This is almost too funny to watch. The ratings industry played a very important role in the recent economic crisis. The banks would slap together piles of junk and somehow (wink, wink, nod, nod) the ratings agencies would provide top ratings for these products. Often the products were the now infamous liar loan or risky mortgages. The "wink, wink, nod, nod" tended to be deals between those selling the packaged products full or junk and the ratings agencies. (It's not unlike the odd relationships between the large accounting firms who were supposed to be validating the books of their clients and but sometimes don't quite get there due to the size of the financial relationship.) A higher rating was supposed to show that the investment was stronger so the higher the rating, the more business and better terms the rated business (or government) could expect. Greece, for example, has a low rating today which makes borrowing to pay off debt that much more expensive.

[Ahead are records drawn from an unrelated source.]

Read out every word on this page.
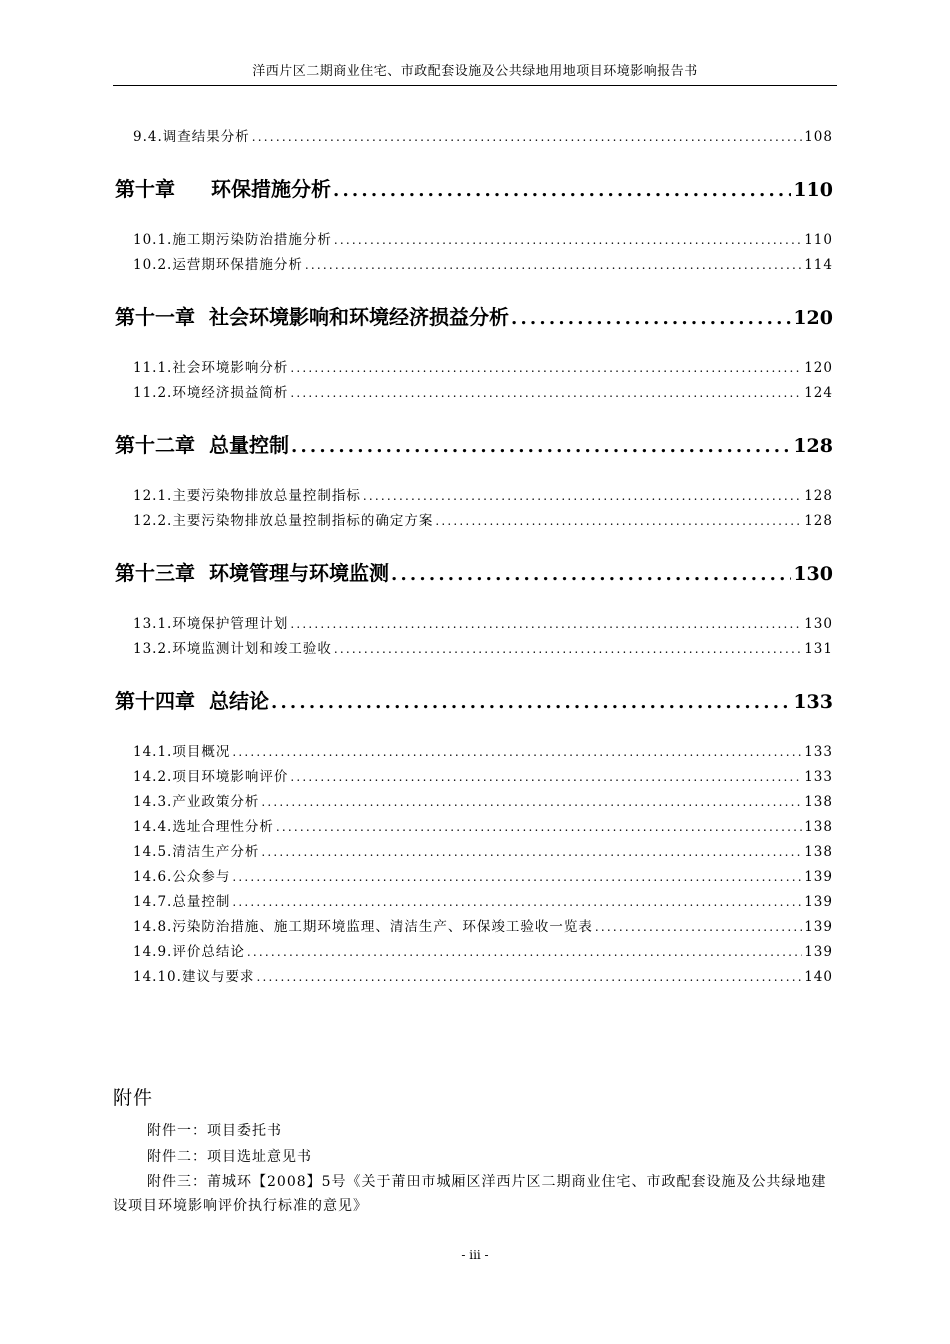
洋西片区二期商业住宅、市政配套设施及公共绿地用地项目环境影响报告书
9.4. 调查结果分析 .....	108
第十章 环保措施分析 .....	110
10.1. 施工期污染防治措施分析 .....	110
10.2. 运营期环保措施分析 .....	114
第十一章 社会环境影响和环境经济损益分析 .....	120
11.1. 社会环境影响分析 .....	120
11.2. 环境经济损益简析 .....	124
第十二章 总量控制 .....	128
12.1. 主要污染物排放总量控制指标 .....	128
12.2. 主要污染物排放总量控制指标的确定方案 .....	128
第十三章 环境管理与环境监测 .....	130
13.1. 环境保护管理计划 .....	130
13.2. 环境监测计划和竣工验收 .....	131
第十四章 总结论 .....	133
14.1. 项目概况 .....	133
14.2. 项目环境影响评价 .....	133
14.3. 产业政策分析 .....	138
14.4. 选址合理性分析 .....	138
14.5. 清洁生产分析 .....	138
14.6. 公众参与 .....	139
14.7. 总量控制 .....	139
14.8. 污染防治措施、施工期环境监理、清洁生产、环保竣工验收一览表 .....	139
14.9. 评价总结论 .....	139
14.10. 建议与要求 .....	140
附件
附件一：项目委托书
附件二：项目选址意见书
附件三：莆城环【2008】5号《关于莆田市城厢区洋西片区二期商业住宅、市政配套设施及公共绿地建设项目环境影响评价执行标准的意见》
- iii -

The ratings industry is in dire need of reform which apparently is why S&P is investigating the downgrade. Whether Moody's will turn around and do the same to S&P is up for debate but they'd both probably be right for downgrading each other. Of course, it would be much more of a surprise if either downgraded their customers or owners even though they or their products probably deserve it as well.
Standard & Poor's said late Tuesday that it may downgrade the short-term rating of rival rating agency Moody's Corp. because of new legislation. S&P has an A-1 short-term rating on Moody's.